Selon nos informations récoltées auprès de sources proches de l'enquête et du voisinage, le fils handicapé, Benoît, souffrait d'hallucinations violentes. La nuit, le jeune homme sortait de chez lui, se baladait dans les champs, se parlant à lui-même, hurlant dans les bois vêtu d'un sac de jute, au point que des voisins pensaient qu'il se prenait pour un loup-garou…
De la même manière , la fille handicapée, Hélène, avait fugué plusieurs jours il y a une douzaine d'années. Elle fuyait les policiers à sa recherche, alors que Child Focus avait déclenché une alerte.
Toujours selon nos informations, la mère n'aurait utilisé les deux cages que rarement, et pas depuis deux ans. Lors de la perquisition menée en avril dernier, elles étaient utilisées comme garde-manger.
Il apparaît également que la mère avait effectué des démarches auprès d'un médecin de Namur, et lui a posé la question d'un placement en institution. Le médecin aurait déconseillé le placement.
Depuis, la mère des enfants aurait régulièrement fait soigner son fils et sa fille handicapés, consultant des médecins généralistes. Jacqueline L. nie toujours avoir manqué à ses devoirs en privant ses enfants de nourriture. Elle est veuve depuis plusieurs années.

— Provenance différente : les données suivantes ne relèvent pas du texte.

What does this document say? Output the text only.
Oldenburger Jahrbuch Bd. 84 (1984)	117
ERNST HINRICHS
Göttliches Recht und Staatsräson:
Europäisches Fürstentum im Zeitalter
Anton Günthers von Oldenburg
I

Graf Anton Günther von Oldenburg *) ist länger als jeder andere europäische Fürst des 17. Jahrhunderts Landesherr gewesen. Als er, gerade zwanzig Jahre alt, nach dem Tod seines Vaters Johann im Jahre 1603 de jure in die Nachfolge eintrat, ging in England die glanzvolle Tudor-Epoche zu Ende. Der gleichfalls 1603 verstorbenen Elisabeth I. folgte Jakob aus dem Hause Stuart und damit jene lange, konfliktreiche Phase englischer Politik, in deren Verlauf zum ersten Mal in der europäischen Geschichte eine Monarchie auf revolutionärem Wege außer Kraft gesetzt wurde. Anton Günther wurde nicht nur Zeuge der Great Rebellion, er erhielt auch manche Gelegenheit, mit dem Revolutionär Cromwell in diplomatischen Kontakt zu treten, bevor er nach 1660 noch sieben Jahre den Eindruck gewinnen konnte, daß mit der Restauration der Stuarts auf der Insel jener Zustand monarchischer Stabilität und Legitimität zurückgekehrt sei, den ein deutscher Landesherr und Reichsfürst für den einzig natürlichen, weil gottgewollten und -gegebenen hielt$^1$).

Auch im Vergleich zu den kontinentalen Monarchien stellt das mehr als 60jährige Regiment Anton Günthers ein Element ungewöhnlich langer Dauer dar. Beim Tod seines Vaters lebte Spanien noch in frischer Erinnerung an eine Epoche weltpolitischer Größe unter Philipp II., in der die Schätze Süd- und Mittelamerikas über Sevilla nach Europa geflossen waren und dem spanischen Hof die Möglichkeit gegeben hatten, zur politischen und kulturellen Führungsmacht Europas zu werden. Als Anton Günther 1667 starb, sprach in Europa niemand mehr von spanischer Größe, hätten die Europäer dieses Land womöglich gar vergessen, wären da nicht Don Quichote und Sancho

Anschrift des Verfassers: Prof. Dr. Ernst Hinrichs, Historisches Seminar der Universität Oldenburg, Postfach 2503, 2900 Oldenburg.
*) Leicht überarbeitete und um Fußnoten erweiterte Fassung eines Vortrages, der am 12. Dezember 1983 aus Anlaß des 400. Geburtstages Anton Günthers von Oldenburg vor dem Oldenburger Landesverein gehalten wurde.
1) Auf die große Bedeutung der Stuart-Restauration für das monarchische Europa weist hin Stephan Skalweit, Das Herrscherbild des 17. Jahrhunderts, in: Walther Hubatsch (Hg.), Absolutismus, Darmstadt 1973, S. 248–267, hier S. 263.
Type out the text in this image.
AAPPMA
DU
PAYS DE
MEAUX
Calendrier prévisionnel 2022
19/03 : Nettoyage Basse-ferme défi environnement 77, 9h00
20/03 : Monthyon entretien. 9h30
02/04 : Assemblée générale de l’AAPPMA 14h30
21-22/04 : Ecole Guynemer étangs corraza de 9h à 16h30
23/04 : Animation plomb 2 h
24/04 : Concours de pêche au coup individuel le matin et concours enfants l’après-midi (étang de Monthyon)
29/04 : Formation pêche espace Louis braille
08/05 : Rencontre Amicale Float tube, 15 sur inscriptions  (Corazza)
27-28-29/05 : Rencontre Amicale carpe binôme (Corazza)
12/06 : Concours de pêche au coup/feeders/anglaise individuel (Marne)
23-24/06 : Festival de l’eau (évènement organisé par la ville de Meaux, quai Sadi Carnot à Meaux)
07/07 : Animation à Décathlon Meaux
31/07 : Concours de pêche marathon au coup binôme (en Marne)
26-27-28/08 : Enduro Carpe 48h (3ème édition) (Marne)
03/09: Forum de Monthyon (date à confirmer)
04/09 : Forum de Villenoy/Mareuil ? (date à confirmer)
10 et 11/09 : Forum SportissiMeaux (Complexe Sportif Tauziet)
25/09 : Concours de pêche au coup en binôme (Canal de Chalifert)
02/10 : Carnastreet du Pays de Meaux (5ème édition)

L'affaire était sortie à la suite d'une dénonciation anonyme. Membres d'une famille profondément croyante, vivant dans une ruralité profonde, les P. vivaient un peu en autarcie. Les derniers développements de l'enquête dessinent, en creux, un drame de l'ignorance.
Contactés, les avocats de la maman, Mes Virginie Taelman et Sébastien Courtoy, se sont refusés à tout commentaire.
Il n'y a pour l'heure pas de partie civile dans ce dossier mais les deux victimes présumées, les enfants de Jacqueline L., n'ont pas encore été entendues par les enquêteurs. Leur témoignage pourrait être décisif, malgré l'état fortement déficient de leur santé mentale. Ils auraient été diagnostiqués psychotiques. D'autres expertises judiciaires sont attendues pour confirmer ou infirmer cette information.